Kent-Stoll has also been passionate from the beginning of her Idyllwild Arts tenure about the Academy’s goal of training citizen-artists, people who wish to devote their creations to building a better world rather than to attaining celebrity. Her passion for good citizenship is so strong that, despite the heavy demands of her Academy work, she continues to find time after hours and during the summers for the nonprofit that she co-founded in 2008. The Karimu International Help Foundation brings new schools, clean water, medical clinics, and other development projects to a cluster of rural villages in a remote part of Tanzania, in East Africa.

Art Is Not a Luxury

“Having a classroom with a roof and windows and desks, being able to drink water that won’t make you sick, and having access to a doctor are fundamental human rights,” Kent-Stoll insists. “But that doesn’t mean that making and enjoying art are only luxuries that we don’t really need. On the contrary, my experiences in Tanzania—where music and dance are a constant presence, as much on the minds of the people as satisfying their basic needs—show that art has a profound impact on individual lives and on the life of a community.

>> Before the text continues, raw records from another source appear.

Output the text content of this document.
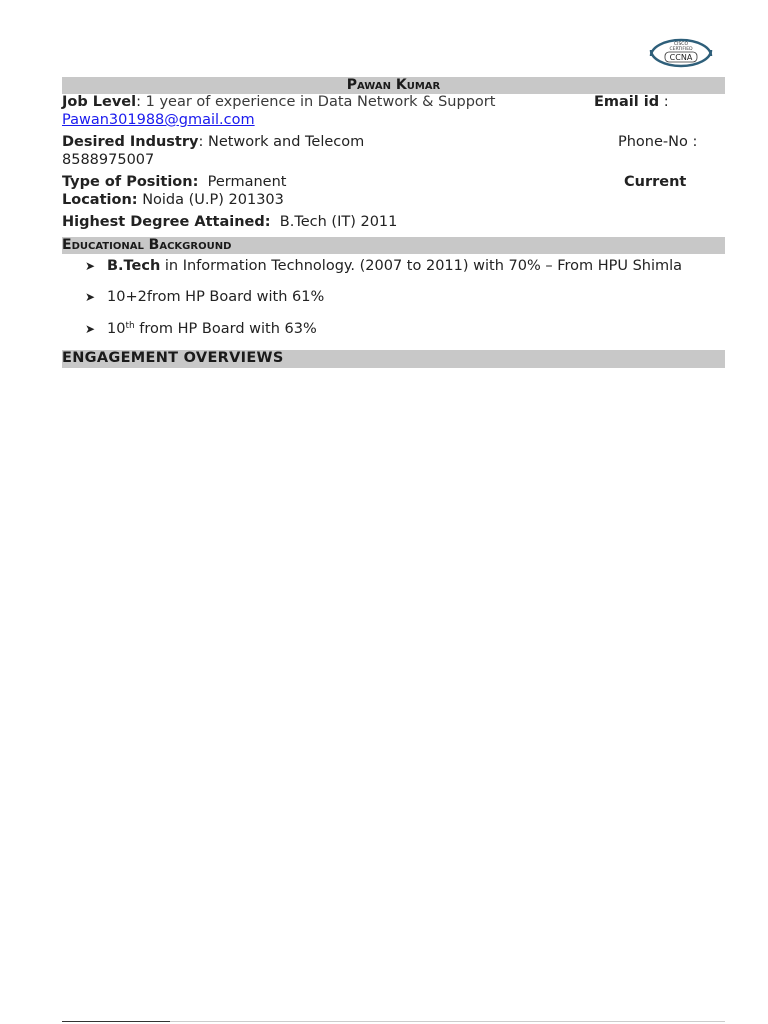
CISCO
CERTIFIED
CCNA
Pawan Kumar
Job Level: 1 year of experience in Data Network & Support	Email id :
Pawan301988@gmail.com
Desired Industry: Network and Telecom	Phone-No :
8588975007
Type of Position: Permanent	Current
Location: Noida (U.P) 201303
Highest Degree Attained: B.Tech (IT) 2011
Educational Background
➤ B.Tech in Information Technology. (2007 to 2011) with 70% – From HPU Shimla
➤ 10+2from HP Board with 61%
➤ 10th from HP Board with 63%
ENGAGEMENT OVERVIEWS
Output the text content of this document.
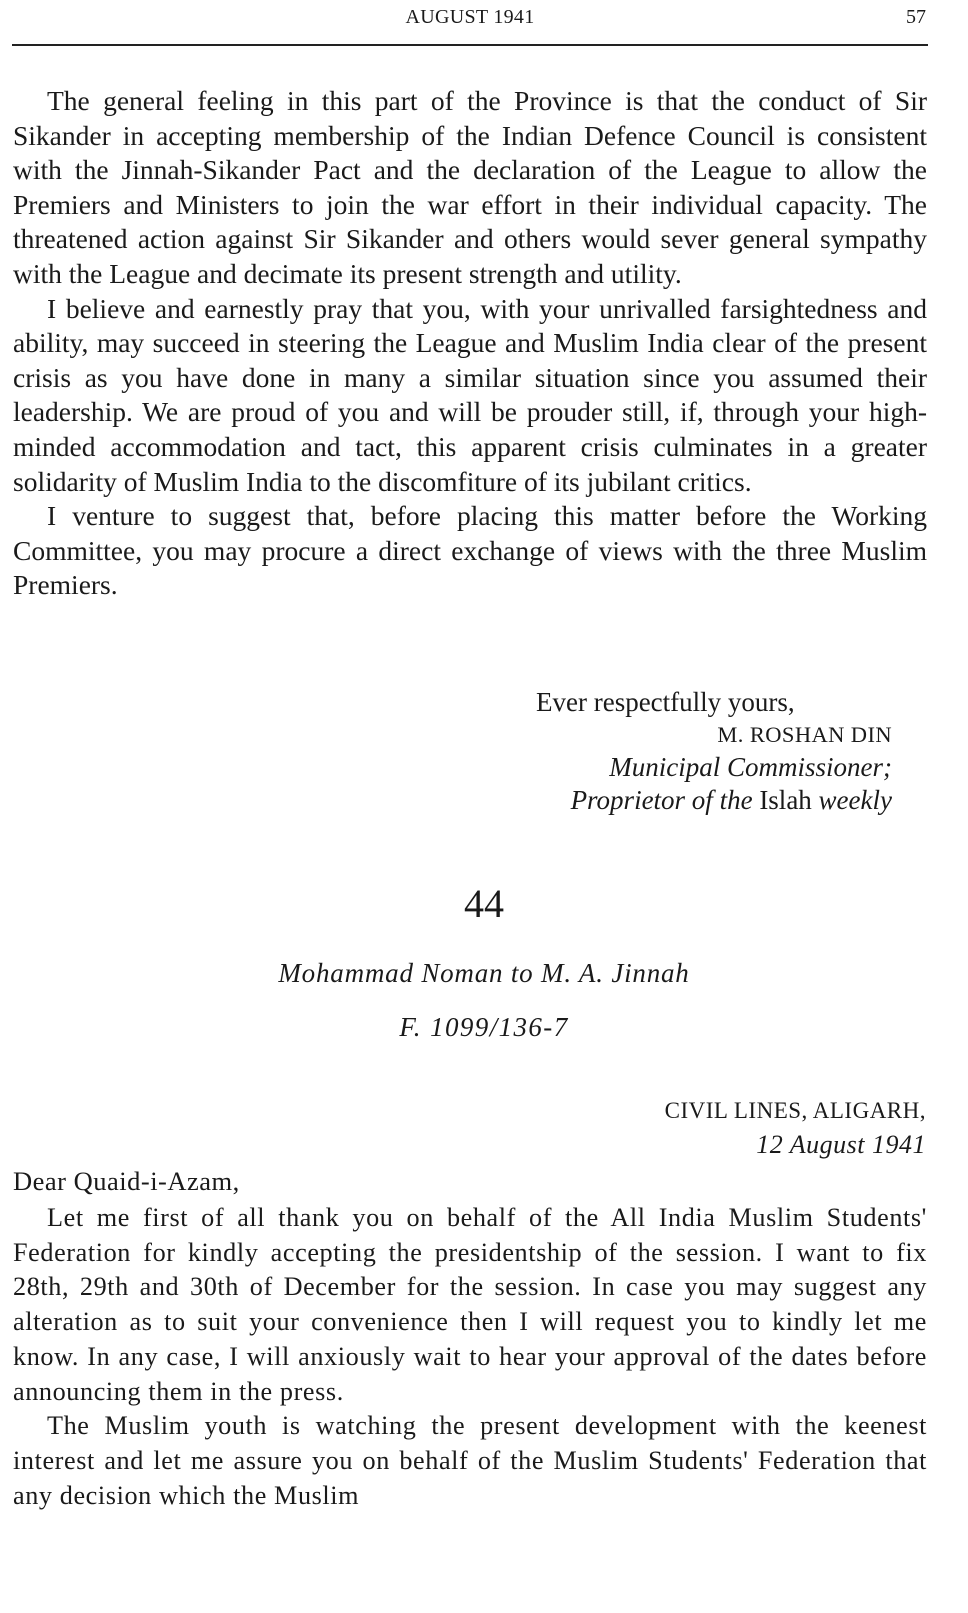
AUGUST 1941	57

The general feeling in this part of the Province is that the conduct of Sir Sikander in accepting membership of the Indian Defence Council is consistent with the Jinnah-Sikander Pact and the declaration of the League to allow the Premiers and Ministers to join the war effort in their individual capacity. The threatened action against Sir Sikander and others would sever general sympathy with the League and decimate its present strength and utility.

I believe and earnestly pray that you, with your unrivalled farsightedness and ability, may succeed in steering the League and Muslim India clear of the present crisis as you have done in many a similar situation since you assumed their leadership. We are proud of you and will be prouder still, if, through your high-minded accommodation and tact, this apparent crisis culminates in a greater solidarity of Muslim India to the discomfiture of its jubilant critics.

I venture to suggest that, before placing this matter before the Working Committee, you may procure a direct exchange of views with the three Muslim Premiers.

Ever respectfully yours,
M. ROSHAN DIN
Municipal Commissioner;
Proprietor of the Islah weekly
44
Mohammad Noman to M. A. Jinnah
F. 1099/136-7
CIVIL LINES, ALIGARH,
12 August 1941
Dear Quaid-i-Azam,

Let me first of all thank you on behalf of the All India Muslim Students' Federation for kindly accepting the presidentship of the session. I want to fix 28th, 29th and 30th of December for the session. In case you may suggest any alteration as to suit your convenience then I will request you to kindly let me know. In any case, I will anxiously wait to hear your approval of the dates before announcing them in the press.

The Muslim youth is watching the present development with the keenest interest and let me assure you on behalf of the Muslim Students' Federation that any decision which the Muslim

To have its maximum impact, though, art must be available to everyone.”

For this reason, after the coronavirus pandemic forced the Idyllwild Arts campus to close this past March, Kent-Stoll worked hard to ensure that all the students could continue to learn in their homes. Moving the Academy education online has motivated her to develop additional ways for students pursue art and strengthen their connections to one another despite being scattered across the globe in three dozen different countries.

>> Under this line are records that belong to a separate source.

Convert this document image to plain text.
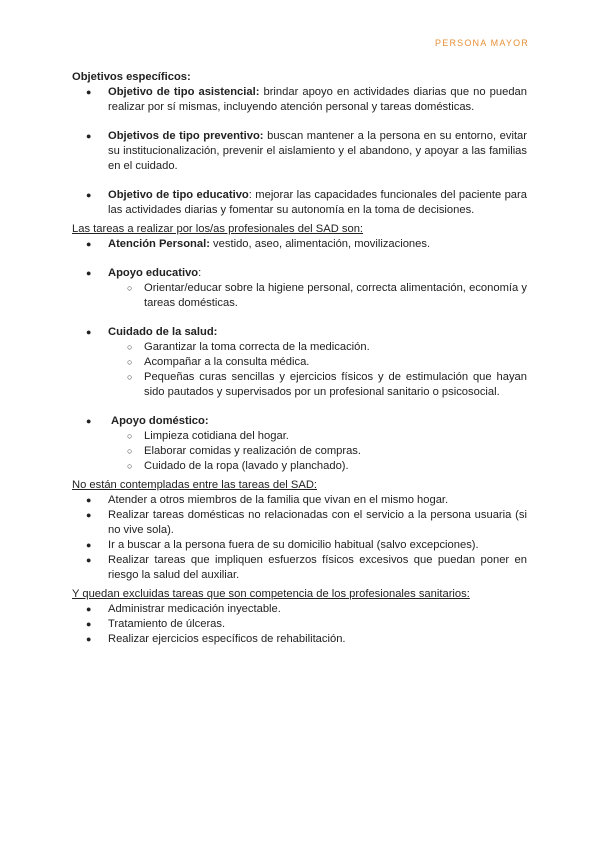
PERSONA MAYOR
Objetivos específicos:
● Objetivo de tipo asistencial: brindar apoyo en actividades diarias que no puedan realizar por sí mismas, incluyendo atención personal y tareas domésticas.
● Objetivos de tipo preventivo: buscan mantener a la persona en su entorno, evitar su institucionalización, prevenir el aislamiento y el abandono, y apoyar a las familias en el cuidado.
● Objetivo de tipo educativo: mejorar las capacidades funcionales del paciente para las actividades diarias y fomentar su autonomía en la toma de decisiones.
Las tareas a realizar por los/as profesionales del SAD son:
● Atención Personal: vestido, aseo, alimentación, movilizaciones.
● Apoyo educativo:
○ Orientar/educar sobre la higiene personal, correcta alimentación, economía y tareas domésticas.
● Cuidado de la salud:
○ Garantizar la toma correcta de la medicación.
○ Acompañar a la consulta médica.
○ Pequeñas curas sencillas y ejercicios físicos y de estimulación que hayan sido pautados y supervisados por un profesional sanitario o psicosocial.
● Apoyo doméstico:
○ Limpieza cotidiana del hogar.
○ Elaborar comidas y realización de compras.
○ Cuidado de la ropa (lavado y planchado).
No están contempladas entre las tareas del SAD:
● Atender a otros miembros de la familia que vivan en el mismo hogar.
● Realizar tareas domésticas no relacionadas con el servicio a la persona usuaria (si no vive sola).
● Ir a buscar a la persona fuera de su domicilio habitual (salvo excepciones).
● Realizar tareas que impliquen esfuerzos físicos excesivos que puedan poner en riesgo la salud del auxiliar.
Y quedan excluidas tareas que son competencia de los profesionales sanitarios:
● Administrar medicación inyectable.
● Tratamiento de úlceras.
● Realizar ejercicios específicos de rehabilitación.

“The campus community is an inspirational hub of creativity,” she says, “and we know that the pandemic continues to delay the efforts of some of our students to get here, particularly from abroad. Yet I’m committed—we are all committed—to bringing arts education to those students because everyone deserves the Idyllwild Arts experience. . . especially now!”

Kent-Stoll looks forward to continuing to work with Pamela Jordan to implement the Idyllwild Arts vision of becoming “a thriving leader in twenty-first-century education.”

“I’m honored that Pam wanted me to be Head of School,” Kent-Stoll says. “We both believe that because of the challenges the world now faces, arts education needs to be defined boldly as a force to discover solutions to those problems. That’s ambitious, but we promise not to take our eyes off the goal and not to give up reaching for it.”